El sol templado comenzaba a rozar las ya estiradas mejillas de doña Menéndez Moreno.
― ¿Recuerda el primer día que lo vine a ver? ―preguntó doña Menéndez en tono amable y casi natural, añadiendo ―Hace exactamente trescientos sesenta y dos días… Se negó de inmediato a realizarlos, pero en su fuero interno…, la tentación… En todo caso, debido quizás a mi insistencia o a lo que fuere, lo intentó. ―Obsequiosa continúa: ―Resultó y hoy está más que satisfecho de su excelente reputación… Sus colegas ponderan la maestría en el impecable corte que hace resaltar el nuevo estilo chic, pero sobre todo, la originalidad en el tejido elegido ―y señalándose con el índice izquierdo adornado de un rubí discreto recalcó: ― ¡Ah! Y no olvide que fue mi iniciativa y que yo asumí todos los riesgos.

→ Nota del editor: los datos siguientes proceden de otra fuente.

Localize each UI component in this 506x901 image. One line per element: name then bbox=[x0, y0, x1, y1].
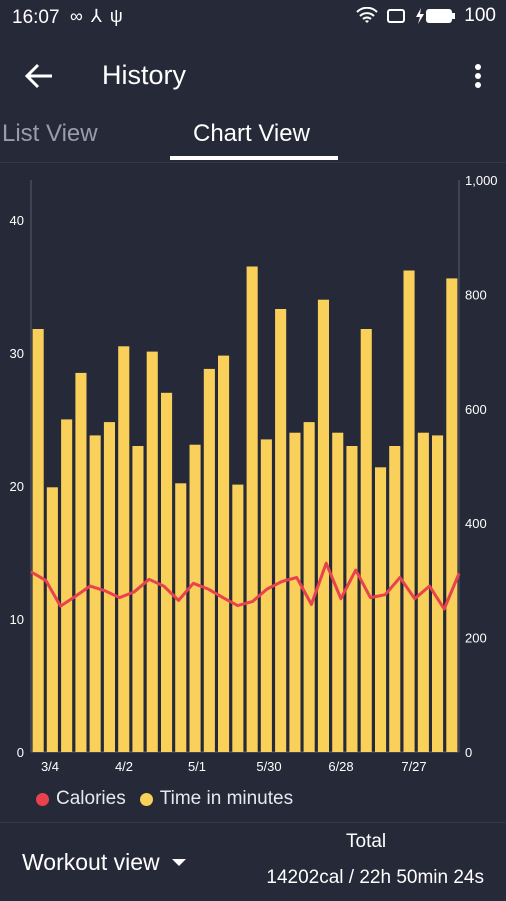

―Cierto es, señora Menéndez Moreno. Pero por extraño que le parezca, rechacé toda nueva clientela ―contestó sobriamente.
María Eugenia Menéndez Moreno acostumbrada a ver sus deseos hechos realidad y a que sus amigas y las amigas de sus amigas la admiraran por su ingeniosidad y extravagancia, no podía aceptar tal rechazo. Sabía que esos bolsillos despertaban tanto la admiración como la envidia en aquel mundillo y que solamente ese talentoso era capaz de confeccionar tales maravillas, de manera que retomó su tono afectado adornándolo ahora de soberbia:
―Le pido solamente dos. Como los anteriores. Necesito dos más, no más de dos para terminar de clasificar las cosas. Todo el mundo se sorprende de los bolsillos coquetos, creativos, integrados armoniosamente en mi indumentaria de diseño que manifiestan mi look, mi personalidad, que me dan libertad de movimiento…
Mientras hacía ostentación de su todo, los rayos insistentes de sol se fijaron sobre su piel y antes de que el hombre la interrumpiera, María Eugenia le pidió que corriera un poco la cortina. El hombre ignoró el ruego, entrelazó las manos sobre el escritorio, se inclinó ante ella y con severidad y alzando la voz, le explicó:

―¡No tiene más materia prima, señora Menéndez Moreno Gálvez! Hemos extirpado cuatro planchas de piel de sus nalgas. Las hemos pegado de dos en dos y las hemos aplicado tal como usted lo deseaba sobre los tejidos del exterior de cada antebrazo. Hemos agrapado tres costados dejando la parte superior abierta. El injerto no presentó rechazo, y la cicatrización de su carne viva se hizo sin complicaciones, ―e irritado continuó: ―además, su estado de salud, señora María Eugenia Menéndez Moreno Gálvez, no admite ninguna otra intervención. ¡Ya no puede ser donadora de piel!
María Eugenia no podía comprender que el cirujano rechazara una nueva intervención por falta de tejido. “Hay que buscar un nuevo donador”, pensó y creyó poder sugerirlo. Pero el cirujano hablaba con tanta convicción y exasperación que era imposible interrumpirlo. Por otra parte, a medida que avanzaba en los detalles del injerto, de la extirpación, del grosor de la piel, del peligro de la pigmentación anormal, de las suturas para la curación de la zona fuente, de la necesidad de la granulación rápida, el miedo se apoderaba de su altanería. El sol apretaba cada vez más, su respiración se aceleraba y gotas de transpiración comenzaban a rodar por su boca carmín. El desencanto dejaba paso al horror, pero la humillación anunciada frente a las amigas y a las amigas de sus amigas no se asomó.
Fijó la mirada en su interlocutor para asegurarse de su atención y con voz firme le recordó el pasado, el presente e incluso los cortos momentos de ternura que se habían deslizados en sus vidas tan ordenadas. Sus exigencias y chantajes se aceleraron hasta explotar acompañados de golpes de puños sobre los reposabrazos del sillón. Temblaba de orgullo y furia y su cuerpo comenzó a quemar de sol cuando una voz bondadosa cerca de la mejilla empapada, pronunció su nombre: Yolann-daa, Yolannn-daaa. Entreabrió los ojos y en cuanto vio el vaso de agua y la sonrisa de su marido, descubrió su condición de postrada febril por algún mal pasajero.